Still, things as a whole are alright over here in the friendly confines of the U.S., where nothing appears to dampen the economy’s albeit slow chug forward. In the face of perennial calls for a recession because, well, ‘it’s been a while’, measures of economic sentiment in the U.S. continue to surprise to the upside. On Thursday, the Philadelphia’s Fed Index, a measure of sentiment in the region, surprised higher, big time:

This isn’t necessarily great for stocks however. With the rest of the world in disarray, the U.S. is a refuge for global investor capital. As money flows into the U.S., the dollar strengthens, which makes U.S. companies’ goods more expensive for foreign buyers, and which puts major pressure on emerging markets with dollar denominated debt.

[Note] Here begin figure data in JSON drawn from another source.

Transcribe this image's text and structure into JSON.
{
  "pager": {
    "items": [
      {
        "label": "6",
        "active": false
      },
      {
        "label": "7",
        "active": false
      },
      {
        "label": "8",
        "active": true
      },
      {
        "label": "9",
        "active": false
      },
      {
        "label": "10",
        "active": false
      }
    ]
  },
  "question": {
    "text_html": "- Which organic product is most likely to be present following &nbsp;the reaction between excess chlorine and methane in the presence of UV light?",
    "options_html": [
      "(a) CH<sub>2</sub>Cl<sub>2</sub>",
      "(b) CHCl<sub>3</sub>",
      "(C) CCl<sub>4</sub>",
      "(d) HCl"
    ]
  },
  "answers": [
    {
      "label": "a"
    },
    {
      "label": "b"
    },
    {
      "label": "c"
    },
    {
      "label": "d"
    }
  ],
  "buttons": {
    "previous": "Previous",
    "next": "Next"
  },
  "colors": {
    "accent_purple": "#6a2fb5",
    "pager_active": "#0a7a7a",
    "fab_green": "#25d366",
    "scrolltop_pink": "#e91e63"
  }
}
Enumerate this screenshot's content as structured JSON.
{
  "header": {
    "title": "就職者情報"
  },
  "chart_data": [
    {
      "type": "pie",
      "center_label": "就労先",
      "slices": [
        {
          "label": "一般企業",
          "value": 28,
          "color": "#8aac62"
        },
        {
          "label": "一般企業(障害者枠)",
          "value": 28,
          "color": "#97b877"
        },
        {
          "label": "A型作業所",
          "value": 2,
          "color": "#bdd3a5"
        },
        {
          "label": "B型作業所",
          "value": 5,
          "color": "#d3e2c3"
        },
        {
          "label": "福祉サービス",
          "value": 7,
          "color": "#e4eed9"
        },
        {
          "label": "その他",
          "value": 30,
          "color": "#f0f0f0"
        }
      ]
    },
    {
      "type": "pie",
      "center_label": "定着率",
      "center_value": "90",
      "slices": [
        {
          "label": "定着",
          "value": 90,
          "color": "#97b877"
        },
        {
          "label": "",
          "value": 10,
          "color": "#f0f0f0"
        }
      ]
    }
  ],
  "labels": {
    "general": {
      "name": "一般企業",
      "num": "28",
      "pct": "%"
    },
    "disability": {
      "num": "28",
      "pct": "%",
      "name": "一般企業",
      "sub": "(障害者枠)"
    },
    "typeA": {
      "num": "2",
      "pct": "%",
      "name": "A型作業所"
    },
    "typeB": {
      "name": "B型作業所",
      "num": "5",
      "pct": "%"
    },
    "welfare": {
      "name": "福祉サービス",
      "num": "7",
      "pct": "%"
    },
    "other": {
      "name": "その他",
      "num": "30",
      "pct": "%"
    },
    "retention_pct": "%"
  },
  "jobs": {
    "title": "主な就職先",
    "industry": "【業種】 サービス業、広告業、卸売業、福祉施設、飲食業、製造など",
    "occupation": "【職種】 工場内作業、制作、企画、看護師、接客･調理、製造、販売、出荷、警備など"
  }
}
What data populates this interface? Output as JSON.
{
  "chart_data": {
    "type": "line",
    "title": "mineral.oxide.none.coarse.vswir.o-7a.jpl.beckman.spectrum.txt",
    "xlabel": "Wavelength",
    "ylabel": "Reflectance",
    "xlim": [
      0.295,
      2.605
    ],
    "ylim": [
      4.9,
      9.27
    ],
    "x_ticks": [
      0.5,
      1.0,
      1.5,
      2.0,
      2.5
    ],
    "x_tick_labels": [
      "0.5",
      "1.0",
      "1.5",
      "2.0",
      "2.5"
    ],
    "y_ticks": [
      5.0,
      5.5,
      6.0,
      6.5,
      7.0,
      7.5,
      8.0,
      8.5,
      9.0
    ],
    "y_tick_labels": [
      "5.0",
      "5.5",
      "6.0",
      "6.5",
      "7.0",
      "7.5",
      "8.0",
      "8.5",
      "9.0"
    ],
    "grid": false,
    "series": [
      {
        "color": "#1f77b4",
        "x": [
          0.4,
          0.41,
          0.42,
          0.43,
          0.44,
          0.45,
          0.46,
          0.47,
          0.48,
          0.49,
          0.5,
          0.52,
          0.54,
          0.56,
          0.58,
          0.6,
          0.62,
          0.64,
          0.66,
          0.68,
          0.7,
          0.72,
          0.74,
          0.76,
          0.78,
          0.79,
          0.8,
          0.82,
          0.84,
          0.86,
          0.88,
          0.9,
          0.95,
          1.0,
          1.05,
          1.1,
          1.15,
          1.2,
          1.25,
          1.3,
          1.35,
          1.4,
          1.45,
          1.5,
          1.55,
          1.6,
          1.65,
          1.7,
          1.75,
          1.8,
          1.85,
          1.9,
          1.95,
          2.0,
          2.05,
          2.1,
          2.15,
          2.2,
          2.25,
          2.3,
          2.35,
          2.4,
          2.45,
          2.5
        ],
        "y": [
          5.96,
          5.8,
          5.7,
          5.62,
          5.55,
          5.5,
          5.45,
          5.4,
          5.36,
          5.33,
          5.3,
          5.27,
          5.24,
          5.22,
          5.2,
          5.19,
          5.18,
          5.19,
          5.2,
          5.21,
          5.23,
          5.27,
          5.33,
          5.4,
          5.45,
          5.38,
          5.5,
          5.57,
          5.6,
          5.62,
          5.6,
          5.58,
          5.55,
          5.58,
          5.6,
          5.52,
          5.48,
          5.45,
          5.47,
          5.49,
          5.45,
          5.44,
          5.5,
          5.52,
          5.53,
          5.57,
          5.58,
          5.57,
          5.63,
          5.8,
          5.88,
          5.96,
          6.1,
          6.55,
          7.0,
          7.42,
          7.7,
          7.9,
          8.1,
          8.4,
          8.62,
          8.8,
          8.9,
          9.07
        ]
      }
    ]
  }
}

In short, a stronger dollar can hurt global growth. This can become reflexive in the following way:
Strong dollar = lower global growth
Lower global growth = stronger outperformance by the U.S.
U.S. outperformance = stronger dollar
Here’s the dollar chart of late. Looks more like a tech stock, straight up:

A possible solution? More Fed rates cuts. We’ll see!
That’s all for us (and likely all for February). We hope you’re having a great Q1.